The design theory behind a pair of tiny insect-inspired obots may one day find its way into environmental monitoring, surgery procedures, as well as search-and-rescue missions—all while, reportedly, setting records in the process. Modeled after a mini-bug and a water strider, the two bots respectively weigh in at eight and 55 milligrams, and may mark the “smallest, lightest, and fastest fully functional” micro-robots in the world, according to Washington State University.
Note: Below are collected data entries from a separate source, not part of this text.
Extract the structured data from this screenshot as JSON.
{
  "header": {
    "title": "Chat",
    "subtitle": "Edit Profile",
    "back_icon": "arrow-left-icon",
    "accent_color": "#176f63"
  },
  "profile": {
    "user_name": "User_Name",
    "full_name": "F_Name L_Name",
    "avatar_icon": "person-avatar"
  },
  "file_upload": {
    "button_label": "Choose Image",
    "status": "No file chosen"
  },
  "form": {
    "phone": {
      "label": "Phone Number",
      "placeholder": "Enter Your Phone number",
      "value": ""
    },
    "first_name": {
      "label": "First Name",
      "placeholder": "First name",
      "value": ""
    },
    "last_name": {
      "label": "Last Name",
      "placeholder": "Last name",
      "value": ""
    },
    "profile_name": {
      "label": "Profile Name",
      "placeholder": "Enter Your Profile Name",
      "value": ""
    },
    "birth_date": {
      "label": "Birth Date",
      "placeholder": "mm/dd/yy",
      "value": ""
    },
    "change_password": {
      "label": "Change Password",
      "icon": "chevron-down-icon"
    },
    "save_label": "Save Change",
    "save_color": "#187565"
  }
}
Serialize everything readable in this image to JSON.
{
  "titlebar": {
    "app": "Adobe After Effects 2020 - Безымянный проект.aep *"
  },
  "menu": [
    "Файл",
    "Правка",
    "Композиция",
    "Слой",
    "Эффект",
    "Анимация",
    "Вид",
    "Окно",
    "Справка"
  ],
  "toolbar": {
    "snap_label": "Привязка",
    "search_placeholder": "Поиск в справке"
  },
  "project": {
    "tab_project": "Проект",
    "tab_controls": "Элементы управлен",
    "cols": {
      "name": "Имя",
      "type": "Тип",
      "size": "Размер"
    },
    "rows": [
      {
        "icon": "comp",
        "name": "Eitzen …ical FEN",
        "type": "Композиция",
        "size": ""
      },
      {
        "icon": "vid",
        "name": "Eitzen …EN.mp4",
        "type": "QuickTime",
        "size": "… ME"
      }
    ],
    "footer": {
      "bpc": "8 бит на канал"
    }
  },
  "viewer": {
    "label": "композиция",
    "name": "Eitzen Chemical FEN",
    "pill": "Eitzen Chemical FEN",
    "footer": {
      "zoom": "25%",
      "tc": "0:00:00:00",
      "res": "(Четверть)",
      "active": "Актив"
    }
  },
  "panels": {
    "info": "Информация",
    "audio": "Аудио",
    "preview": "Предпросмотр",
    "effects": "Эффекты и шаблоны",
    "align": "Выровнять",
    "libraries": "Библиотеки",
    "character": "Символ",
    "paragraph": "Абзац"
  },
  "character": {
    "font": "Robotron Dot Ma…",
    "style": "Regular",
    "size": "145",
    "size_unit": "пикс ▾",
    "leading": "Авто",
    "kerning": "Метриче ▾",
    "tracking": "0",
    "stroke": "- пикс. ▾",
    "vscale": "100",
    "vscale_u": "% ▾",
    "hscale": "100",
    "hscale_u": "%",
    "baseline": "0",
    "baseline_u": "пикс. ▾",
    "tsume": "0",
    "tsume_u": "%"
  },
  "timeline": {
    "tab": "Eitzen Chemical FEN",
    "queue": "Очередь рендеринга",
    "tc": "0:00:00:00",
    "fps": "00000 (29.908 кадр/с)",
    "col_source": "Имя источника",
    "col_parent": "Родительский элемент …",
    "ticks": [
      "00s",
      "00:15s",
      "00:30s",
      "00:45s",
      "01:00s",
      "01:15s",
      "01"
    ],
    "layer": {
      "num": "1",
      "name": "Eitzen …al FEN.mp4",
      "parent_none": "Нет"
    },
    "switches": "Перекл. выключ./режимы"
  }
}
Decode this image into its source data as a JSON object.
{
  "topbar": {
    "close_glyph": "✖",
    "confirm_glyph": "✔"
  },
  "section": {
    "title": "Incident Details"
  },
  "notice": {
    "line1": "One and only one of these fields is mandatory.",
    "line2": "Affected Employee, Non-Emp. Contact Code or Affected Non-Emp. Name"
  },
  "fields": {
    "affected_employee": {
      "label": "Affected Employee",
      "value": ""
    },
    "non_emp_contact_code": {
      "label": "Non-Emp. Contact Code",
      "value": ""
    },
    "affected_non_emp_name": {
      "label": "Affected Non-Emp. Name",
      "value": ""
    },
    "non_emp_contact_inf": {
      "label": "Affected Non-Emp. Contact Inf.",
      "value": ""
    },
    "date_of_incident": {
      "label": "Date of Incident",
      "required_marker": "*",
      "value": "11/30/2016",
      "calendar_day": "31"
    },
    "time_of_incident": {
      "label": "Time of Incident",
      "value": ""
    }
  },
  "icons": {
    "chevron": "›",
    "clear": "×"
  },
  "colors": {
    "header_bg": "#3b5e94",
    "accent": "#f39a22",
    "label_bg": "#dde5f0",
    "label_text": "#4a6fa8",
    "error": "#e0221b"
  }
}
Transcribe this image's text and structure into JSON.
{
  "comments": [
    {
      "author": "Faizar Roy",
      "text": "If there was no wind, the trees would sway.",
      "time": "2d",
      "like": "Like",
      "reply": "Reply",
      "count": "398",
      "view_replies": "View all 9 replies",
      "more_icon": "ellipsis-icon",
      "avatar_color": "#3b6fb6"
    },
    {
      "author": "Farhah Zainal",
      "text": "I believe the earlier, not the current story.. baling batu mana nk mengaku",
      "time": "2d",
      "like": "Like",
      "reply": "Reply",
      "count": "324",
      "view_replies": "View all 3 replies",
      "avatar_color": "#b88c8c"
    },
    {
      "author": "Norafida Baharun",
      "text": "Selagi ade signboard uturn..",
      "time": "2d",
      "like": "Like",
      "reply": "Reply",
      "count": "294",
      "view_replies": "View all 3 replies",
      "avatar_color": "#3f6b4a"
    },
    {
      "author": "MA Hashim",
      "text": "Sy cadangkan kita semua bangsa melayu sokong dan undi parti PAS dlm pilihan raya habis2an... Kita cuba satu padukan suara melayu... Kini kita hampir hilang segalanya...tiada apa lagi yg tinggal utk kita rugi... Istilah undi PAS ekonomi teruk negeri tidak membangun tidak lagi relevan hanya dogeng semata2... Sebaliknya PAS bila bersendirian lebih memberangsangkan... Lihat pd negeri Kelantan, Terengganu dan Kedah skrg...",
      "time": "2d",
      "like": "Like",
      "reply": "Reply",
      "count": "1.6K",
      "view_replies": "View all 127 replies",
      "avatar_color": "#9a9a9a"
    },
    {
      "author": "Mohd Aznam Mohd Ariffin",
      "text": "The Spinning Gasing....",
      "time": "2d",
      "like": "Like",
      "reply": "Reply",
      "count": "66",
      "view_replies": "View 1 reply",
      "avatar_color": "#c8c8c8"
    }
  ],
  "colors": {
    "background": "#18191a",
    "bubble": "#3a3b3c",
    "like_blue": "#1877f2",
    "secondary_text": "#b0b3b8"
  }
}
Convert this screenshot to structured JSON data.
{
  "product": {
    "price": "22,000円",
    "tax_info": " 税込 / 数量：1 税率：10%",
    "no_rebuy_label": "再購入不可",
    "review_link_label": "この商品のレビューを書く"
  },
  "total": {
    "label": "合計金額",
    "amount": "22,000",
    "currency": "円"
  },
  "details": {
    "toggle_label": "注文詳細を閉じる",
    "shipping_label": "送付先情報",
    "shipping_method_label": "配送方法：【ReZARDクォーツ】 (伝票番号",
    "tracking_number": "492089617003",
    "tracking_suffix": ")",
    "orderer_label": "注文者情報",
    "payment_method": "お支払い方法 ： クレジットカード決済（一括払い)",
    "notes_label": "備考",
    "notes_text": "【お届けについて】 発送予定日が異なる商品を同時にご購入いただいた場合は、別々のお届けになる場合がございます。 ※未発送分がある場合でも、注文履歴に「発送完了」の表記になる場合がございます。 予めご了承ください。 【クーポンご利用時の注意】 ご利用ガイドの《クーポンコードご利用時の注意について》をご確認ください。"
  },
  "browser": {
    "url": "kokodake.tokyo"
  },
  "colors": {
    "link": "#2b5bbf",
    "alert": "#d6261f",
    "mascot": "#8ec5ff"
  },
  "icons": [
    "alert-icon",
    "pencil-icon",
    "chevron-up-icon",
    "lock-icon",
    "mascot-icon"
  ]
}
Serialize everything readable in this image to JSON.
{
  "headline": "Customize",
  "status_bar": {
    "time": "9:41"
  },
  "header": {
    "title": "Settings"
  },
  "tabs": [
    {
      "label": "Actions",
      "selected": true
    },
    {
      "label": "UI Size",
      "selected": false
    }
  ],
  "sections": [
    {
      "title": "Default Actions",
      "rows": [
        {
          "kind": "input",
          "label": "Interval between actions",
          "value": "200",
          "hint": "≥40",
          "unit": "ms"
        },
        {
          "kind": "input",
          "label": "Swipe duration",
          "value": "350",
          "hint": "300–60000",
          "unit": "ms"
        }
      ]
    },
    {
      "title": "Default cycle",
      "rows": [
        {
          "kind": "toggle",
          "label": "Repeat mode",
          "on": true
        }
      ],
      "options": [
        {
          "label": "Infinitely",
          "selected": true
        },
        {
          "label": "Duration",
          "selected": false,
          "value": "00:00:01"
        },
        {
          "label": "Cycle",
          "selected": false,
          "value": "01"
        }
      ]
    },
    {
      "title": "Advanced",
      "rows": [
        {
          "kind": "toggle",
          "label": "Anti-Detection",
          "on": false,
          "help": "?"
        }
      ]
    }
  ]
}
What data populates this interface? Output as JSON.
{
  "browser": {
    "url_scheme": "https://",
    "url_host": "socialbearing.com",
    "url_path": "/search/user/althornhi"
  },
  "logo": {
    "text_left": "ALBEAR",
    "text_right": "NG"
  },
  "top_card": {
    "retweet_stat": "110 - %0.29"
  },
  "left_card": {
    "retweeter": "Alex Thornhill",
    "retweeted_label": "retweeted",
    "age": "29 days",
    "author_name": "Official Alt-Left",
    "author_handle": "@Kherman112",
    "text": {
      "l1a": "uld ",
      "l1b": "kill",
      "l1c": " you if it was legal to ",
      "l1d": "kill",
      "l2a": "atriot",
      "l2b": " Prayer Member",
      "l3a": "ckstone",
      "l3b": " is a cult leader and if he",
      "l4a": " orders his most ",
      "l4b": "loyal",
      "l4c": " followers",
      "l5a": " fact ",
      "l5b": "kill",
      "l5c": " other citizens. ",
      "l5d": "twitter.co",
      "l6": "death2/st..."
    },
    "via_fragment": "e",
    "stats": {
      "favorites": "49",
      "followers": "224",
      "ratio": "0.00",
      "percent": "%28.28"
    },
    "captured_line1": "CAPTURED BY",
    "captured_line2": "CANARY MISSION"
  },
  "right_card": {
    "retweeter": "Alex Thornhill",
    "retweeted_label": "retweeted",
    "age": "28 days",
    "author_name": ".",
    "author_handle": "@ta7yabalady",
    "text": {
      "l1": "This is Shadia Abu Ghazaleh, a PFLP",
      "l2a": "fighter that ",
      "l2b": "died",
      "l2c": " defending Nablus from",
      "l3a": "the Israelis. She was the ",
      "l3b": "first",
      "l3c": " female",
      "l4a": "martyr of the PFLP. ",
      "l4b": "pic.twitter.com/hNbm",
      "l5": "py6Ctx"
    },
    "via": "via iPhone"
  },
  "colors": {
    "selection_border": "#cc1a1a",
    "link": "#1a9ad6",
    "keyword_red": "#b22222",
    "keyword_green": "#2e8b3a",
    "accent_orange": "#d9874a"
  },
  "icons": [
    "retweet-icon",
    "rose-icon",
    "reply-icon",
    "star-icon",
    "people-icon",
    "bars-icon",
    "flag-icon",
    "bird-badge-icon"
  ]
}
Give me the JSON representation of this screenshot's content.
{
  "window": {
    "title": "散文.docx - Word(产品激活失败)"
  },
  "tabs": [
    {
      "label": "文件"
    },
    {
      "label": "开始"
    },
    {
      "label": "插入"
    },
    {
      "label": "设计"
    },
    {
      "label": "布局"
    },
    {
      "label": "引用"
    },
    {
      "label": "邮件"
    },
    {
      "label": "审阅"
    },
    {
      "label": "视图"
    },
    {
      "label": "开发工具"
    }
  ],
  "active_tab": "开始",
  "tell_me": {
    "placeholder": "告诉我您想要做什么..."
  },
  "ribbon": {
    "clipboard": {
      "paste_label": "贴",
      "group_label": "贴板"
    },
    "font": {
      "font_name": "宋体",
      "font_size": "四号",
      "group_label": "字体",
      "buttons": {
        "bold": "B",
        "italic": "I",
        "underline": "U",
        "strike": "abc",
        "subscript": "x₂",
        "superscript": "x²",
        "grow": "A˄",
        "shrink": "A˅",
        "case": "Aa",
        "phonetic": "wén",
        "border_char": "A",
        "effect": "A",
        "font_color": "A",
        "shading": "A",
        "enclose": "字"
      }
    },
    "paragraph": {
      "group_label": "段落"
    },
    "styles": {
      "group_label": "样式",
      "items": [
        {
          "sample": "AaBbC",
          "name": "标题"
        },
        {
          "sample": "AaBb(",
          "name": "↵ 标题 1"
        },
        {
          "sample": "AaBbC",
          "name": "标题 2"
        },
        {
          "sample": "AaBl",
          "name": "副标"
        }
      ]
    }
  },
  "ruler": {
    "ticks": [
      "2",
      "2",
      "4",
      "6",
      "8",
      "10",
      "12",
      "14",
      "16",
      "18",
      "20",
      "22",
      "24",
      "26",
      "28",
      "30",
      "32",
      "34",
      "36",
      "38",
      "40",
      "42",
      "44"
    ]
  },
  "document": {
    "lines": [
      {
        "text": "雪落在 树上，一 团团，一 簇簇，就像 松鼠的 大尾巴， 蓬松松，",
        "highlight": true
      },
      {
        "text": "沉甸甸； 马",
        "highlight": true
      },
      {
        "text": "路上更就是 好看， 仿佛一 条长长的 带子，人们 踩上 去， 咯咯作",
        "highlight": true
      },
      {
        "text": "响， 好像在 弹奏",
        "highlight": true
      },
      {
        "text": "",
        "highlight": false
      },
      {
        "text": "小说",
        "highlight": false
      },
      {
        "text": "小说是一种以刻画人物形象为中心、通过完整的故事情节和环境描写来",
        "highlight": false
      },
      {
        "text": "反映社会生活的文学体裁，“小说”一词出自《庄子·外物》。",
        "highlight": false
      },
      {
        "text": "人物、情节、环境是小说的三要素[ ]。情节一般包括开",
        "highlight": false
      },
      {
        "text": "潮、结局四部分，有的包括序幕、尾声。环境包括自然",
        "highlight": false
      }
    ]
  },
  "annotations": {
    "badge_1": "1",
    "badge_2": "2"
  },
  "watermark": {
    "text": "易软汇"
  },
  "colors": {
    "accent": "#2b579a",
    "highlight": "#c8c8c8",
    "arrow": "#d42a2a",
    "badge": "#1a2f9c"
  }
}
Developed by a team of WSU researchers and recently presented at the IEEE Robotics and Automation Society’s International Conference on Intelligent Robots and Systems, the robots’ teenyness is largely owed to their novel movement actuators weighing less than a milligram each. To construct the parts, a group led by associate professor of engineering Néstor O. Pérez-Arancibia relied on a material known as a shape memory alloy. Although shape memory alloys change form when heated, they can “remember” their original shapes and return to them after cooling. Because of this, the two micro-bots do not require standard motors, and therefore have no need for bulky moving parts.

Both the mini-bug and water strider robots’ actuators are each composed of two shape memory alloy, 1/1000th inch-wide wires. Small electrical currents heat and cool the wires, allowing the actuators to move their fins or limbs as fast as 40 times a second while also lifting over 150 times their weight.

“They’re very mechanically sound. The development of the very lightweight actuator opens up new realms in micro-robotics,” Conor Trygstad, a mechanical and materials engineering PhD student and study lead author, explained in WSU’s recent spotlight.

But although the robots are impressive when compared to their mechanical peers, the pair “still [lag] behind their biological relatives,” conceded Trygstad.

Water strider and mini-bug robots next to quarter for size comparison

Both machines can currently traverse their environments at about six millimeters a second; a five-milligram ant, by comparison, speeds along at about a meter per second. Part of this limitation is owed to the micro-robots’ designs—the water strider bot can flap its limbs to propel itself atop water, but its natural inspiration actually uses its legs to row to move much faster. For now, the robots also require wired power sources, thus severely preventing any real-world implementations for the moment.

Going forward, however, the team intends to mimic other bug species while also creating a new water strider iteration capable of switching between moving atop water, and underneath its surface. Relying on catalytic combustion or integrating small batteries could also vastly increase the robots’ utility and range of use. If the breakthrough designs continue improving, similar micro-robots could one day be deployed to monitor hard-to-reach or dangerous environments, help with miniature fabrication techniques and surgical procedures, and even aid artificial pollination efforts.